Creating an Area

Areas contain all the "content" of the MUD: items, npcs, rooms, and quests.

Directory Structure

A single bundle can contain multiple areas and, like bundles, an area need only have the files necessary for the content (i.e., you don't need to include a quests file if you have no quests.) For completeness this example bundle with a single area has all of the possible entities: items, npcs, scripts, and quests.

Note: This guide uses the default entity loading setup of using YAML files for content. This can be customized by following the Entity Loaders guide.

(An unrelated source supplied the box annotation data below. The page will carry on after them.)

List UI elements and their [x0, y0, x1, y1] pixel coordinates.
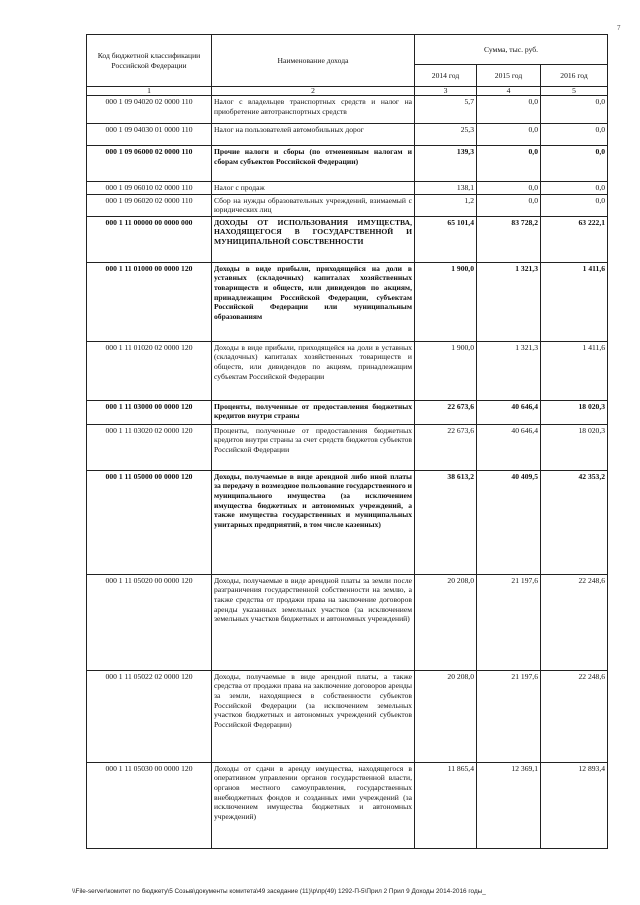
amount-2016-cell: 0,0	[541, 194, 608, 216]
header-code: Код бюджетной классификации Российской Федерации	[87, 35, 212, 87]
header-year-2014: 2014 год	[415, 65, 477, 87]
amount-2015-cell: 21 197,6	[477, 574, 541, 670]
revenue-name-cell: Прочие налоги и сборы (по отмененным налогам и сборам субъектов Российской Федерации)	[212, 146, 415, 182]
budget-code-cell: 000 1 11 01000 00 0000 120	[87, 262, 212, 341]
table-row	[87, 424, 608, 470]
revenue-name-cell: Доходы, получаемые в виде арендной платы за земли после разграничения государственной собственности на землю, а также средства от продажи права на заключение договоров аренды указанных земельных участков (за исключением земельных участков бюджетных и автономных учреждений)	[212, 574, 415, 670]
table-row	[87, 670, 608, 762]
amount-2015-cell: 40 646,4	[477, 424, 541, 470]
amount-2016-cell: 22 248,6	[541, 574, 608, 670]
amount-2014-cell: 1,2	[415, 194, 477, 216]
budget-code-cell: 000 1 11 03000 00 0000 120	[87, 400, 212, 424]
budget-code-cell: 000 1 11 00000 00 0000 000	[87, 216, 212, 262]
amount-2014-cell: 38 613,2	[415, 470, 477, 574]
revenue-name-cell: Доходы, получаемые в виде арендной либо иной платы за передачу в возмездное пользование государственного и муниципального имущества (за исключением имущества бюджетных и автономных учреждений, а также имущества государственных и муниципальных унитарных предприятий, в том числе казенных)	[212, 470, 415, 574]
amount-2015-cell: 0,0	[477, 182, 541, 195]
amount-2016-cell: 0,0	[541, 124, 608, 146]
amount-2016-cell: 0,0	[541, 96, 608, 124]
table-row	[87, 262, 608, 341]
revenue-name-cell: Проценты, полученные от предоставления бюджетных кредитов внутри страны	[212, 400, 415, 424]
amount-2014-cell: 22 673,6	[415, 424, 477, 470]
revenue-name-cell: Доходы, получаемые в виде арендной платы, а также средства от продажи права на заключение договоров аренды за земли, находящиеся в собственности субъектов Российской Федерации (за исключением земельных участков бюджетных и автономных учреждений субъектов Российской Федерации)	[212, 670, 415, 762]
table-row	[87, 194, 608, 216]
amount-2015-cell: 0,0	[477, 194, 541, 216]
amount-2014-cell: 22 673,6	[415, 400, 477, 424]
header-year-2015: 2015 год	[477, 65, 541, 87]
amount-2014-cell: 5,7	[415, 96, 477, 124]
amount-2014-cell: 20 208,0	[415, 670, 477, 762]
column-index: 5	[541, 87, 608, 96]
budget-code-cell: 000 1 09 06000 02 0000 110	[87, 146, 212, 182]
table-row	[87, 216, 608, 262]
amount-2015-cell: 1 321,3	[477, 262, 541, 341]
budget-code-cell: 000 1 11 05030 00 0000 120	[87, 762, 212, 848]
revenue-name-cell: Налог на пользователей автомобильных дорог	[212, 124, 415, 146]
budget-code-cell: 000 1 11 05022 02 0000 120	[87, 670, 212, 762]
amount-2016-cell: 0,0	[541, 182, 608, 195]
table-row	[87, 470, 608, 574]
revenue-name-cell: Налог с продаж	[212, 182, 415, 195]
column-index: 2	[212, 87, 415, 96]
amount-2015-cell: 0,0	[477, 96, 541, 124]
budget-code-cell: 000 1 11 01020 02 0000 120	[87, 341, 212, 400]
amount-2016-cell: 42 353,2	[541, 470, 608, 574]
budget-code-cell: 000 1 11 03020 02 0000 120	[87, 424, 212, 470]
amount-2016-cell: 18 020,3	[541, 400, 608, 424]
page-number: 7	[617, 24, 621, 32]
budget-code-cell: 000 1 09 04030 01 0000 110	[87, 124, 212, 146]
budget-code-cell: 000 1 09 04020 02 0000 110	[87, 96, 212, 124]
table-row	[87, 574, 608, 670]
revenue-name-cell: ДОХОДЫ ОТ ИСПОЛЬЗОВАНИЯ ИМУЩЕСТВА, НАХОДЯЩЕГОСЯ В ГОСУДАРСТВЕННОЙ И МУНИЦИПАЛЬНОЙ СОБСТВЕННОСТИ	[212, 216, 415, 262]
revenue-name-cell: Налог с владельцев транспортных средств и налог на приобретение автотранспортных средств	[212, 96, 415, 124]
column-index-row	[87, 87, 608, 96]
amount-2014-cell: 138,1	[415, 182, 477, 195]
amount-2016-cell: 1 411,6	[541, 262, 608, 341]
amount-2014-cell: 1 900,0	[415, 341, 477, 400]
amount-2015-cell: 83 728,2	[477, 216, 541, 262]
amount-2014-cell: 139,3	[415, 146, 477, 182]
amount-2014-cell: 20 208,0	[415, 574, 477, 670]
table-row	[87, 96, 608, 124]
amount-2015-cell: 0,0	[477, 124, 541, 146]
table-row	[87, 341, 608, 400]
revenue-name-cell: Проценты, полученные от предоставления бюджетных кредитов внутри страны за счет средств бюджетов субъектов Российской Федерации	[212, 424, 415, 470]
revenue-name-cell: Сбор на нужды образовательных учреждений, взимаемый с юридических лиц	[212, 194, 415, 216]
revenue-name-cell: Доходы в виде прибыли, приходящейся на доли в уставных (складочных) капиталах хозяйственных товариществ и обществ, или дивидендов по акциям, принадлежащим Российской Федерации, субъектам Российской Федерации или муниципальным образованиям	[212, 262, 415, 341]
revenue-name-cell: Доходы от сдачи в аренду имущества, находящегося в оперативном управлении органов государственной власти, органов местного самоуправления, государственных внебюджетных фондов и созданных ими учреждений (за исключением имущества бюджетных и автономных учреждений)	[212, 762, 415, 848]
column-index: 3	[415, 87, 477, 96]
table-row	[87, 762, 608, 848]
amount-2015-cell: 40 409,5	[477, 470, 541, 574]
table-row	[87, 124, 608, 146]
amount-2014-cell: 65 101,4	[415, 216, 477, 262]
budget-code-cell: 000 1 11 05020 00 0000 120	[87, 574, 212, 670]
column-index: 4	[477, 87, 541, 96]
amount-2014-cell: 11 865,4	[415, 762, 477, 848]
header-sum: Сумма, тыс. руб.	[415, 35, 608, 65]
header-year-2016: 2016 год	[541, 65, 608, 87]
amount-2015-cell: 1 321,3	[477, 341, 541, 400]
amount-2015-cell: 40 646,4	[477, 400, 541, 424]
amount-2014-cell: 25,3	[415, 124, 477, 146]
table-row	[87, 146, 608, 182]
amount-2016-cell: 0,0	[541, 146, 608, 182]
amount-2016-cell: 12 893,4	[541, 762, 608, 848]
amount-2015-cell: 12 369,1	[477, 762, 541, 848]
table-row	[87, 182, 608, 195]
file-path-footer: \\File-server\комитет по бюджету\5 Созыв\документы комитета\49 заседание (11)\р\пр(49) 1292-П-5\Прил 2 Прил 9 Доходы 2014-2016 годы_	[72, 888, 486, 895]
budget-code-cell: 000 1 11 05000 00 0000 120	[87, 470, 212, 574]
budget-code-cell: 000 1 09 06010 02 0000 110	[87, 182, 212, 195]
amount-2014-cell: 1 900,0	[415, 262, 477, 341]
revenue-name-cell: Доходы в виде прибыли, приходящейся на доли в уставных (складочных) капиталах хозяйственных товариществ и обществ, или дивидендов по акциям, принадлежащим субъектам Российской Федерации	[212, 341, 415, 400]
amount-2016-cell: 22 248,6	[541, 670, 608, 762]
header-name: Наименование дохода	[212, 35, 415, 87]
column-index: 1	[87, 87, 212, 96]
amount-2015-cell: 21 197,6	[477, 670, 541, 762]
budget-code-cell: 000 1 09 06020 02 0000 110	[87, 194, 212, 216]
amount-2016-cell: 1 411,6	[541, 341, 608, 400]
amount-2016-cell: 18 020,3	[541, 424, 608, 470]
amount-2015-cell: 0,0	[477, 146, 541, 182]
table-row	[87, 400, 608, 424]
revenue-table	[86, 34, 608, 849]
amount-2016-cell: 63 222,1	[541, 216, 608, 262]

Click on any of the items to see more in-depth tutorials on their contents.

ranvier-areas/
  areas/
    limbo/ - Actual area folder, name will be used as key for `area:id`
             pairs which you'll see for items/npcs
      scripts/     - Scripts for individual entities
      manifest.yml - Required - Metadata about the area itself
      items.yml    - Item definitions
      npcs.yml     - NPC definitions
      rooms.yml    - Room definitions
      quests.yml    - Quest implementations

The Manifest

The manifest right now is incredibly simple and only requires one setting: title.

Example Manifest

---
title: "My Area Title"

# metadata allows you to put any arbitrary data you want to use in scripts
metadata:
  someThing: "some custom data here"

# Areas are scriptable just like other game entities. They can have both a
# specific script file as well as behaviors. If you do not have a script
# or behaviors you don't need to specify these fields
script: "foo" # lives in scripts/foo.js of the area folder
behaviors:
  # example of having the area use the behavior called 'progressive-respawn'
  # with configuration
  progressive-respawn:
    interval: 20

Entity References

You'll often see strings like limbo:sliceofcheese. These are entity references and can refer to Items, NPCs, Rooms, and Quests. The type of entity the reference points to is inferred from its context (e.g., foo:bar in an items list would point to an Item.) Let's take a look at an example NPC definition:

Assuming both of these definitions live in bundles/awesome-bundle/areas/foobar/

- id: dirk
  name: "Dirk Jones"
  items: [ "foobar:dirk" ]

and an accompanying item definition

- id: dirk
  name: "Dirk of Awesomeness"

In the definition of Dirk Jones, the value foobar:dirk in the items property's array means "Find item with the ID dirk in the area foobar". Entity ids are only unique within the same entity type of the same area. So even though Dirk Jone's entity reference is also foobar:dirk, items: ["foobar:dirk"] would refer to an item.

This string will be described in the subsequent docs as EntityReference.

Coordinates & Mapping

This section is only relevant if you are using coordinates for rooms as described in the Rooms guide.

Coordinates for an area are local to that area meaning each area is essentially its own "universe." Think of it like a video game where you are walking in an area then you come up to a door and when you go in the door you get a loading screen and area taken to a different place. So if two areas have room at [2, 3, -1] they will not overlap because that [2, 3, -1] is local to that area's map.

If you want the game to act as if there was one huge contiguous map then all you need to do is build one big contiguous area.

Mapping

One way to map a room is to simply iterate over the rooms property of an area instance as each room will have its coordinates property has an object like {x: 1, y: 0, z: -1} and you can do whatever you like with those values.

The other way is to use the map and floors properties like so:

for (const z of area.floors) {
  const floor = area.map.get(z);

  /*
  Each floor in the `map` is an instance of `AreaFloor` which has the low(X/Y)
  and high(X/Y) that you can use to define your loop boundaries.

  In this case this code will just draw a square map of the entire area.
  */
  let mapString = '';
  for (let y = floor.highY; y >= floor.lowY; y--) {
    for (let x = floor.lowX; x <= floor.highX; x++) {
      if (area.getRoomAtCoordinates(x, y, z)) {
        mapString += '.';
      } else {
        mapString += ' ';
      }
    }
    mapString += '\r\n';
  }

  console.log('Floor ' + z);
  console.log(mapString);
}

You can see an example of mapping by looking at the map command inside bundles/bundle-example-commands/commands/map.js. Further you can look at the move and look commands to see how the coordinates system is used to infer exits.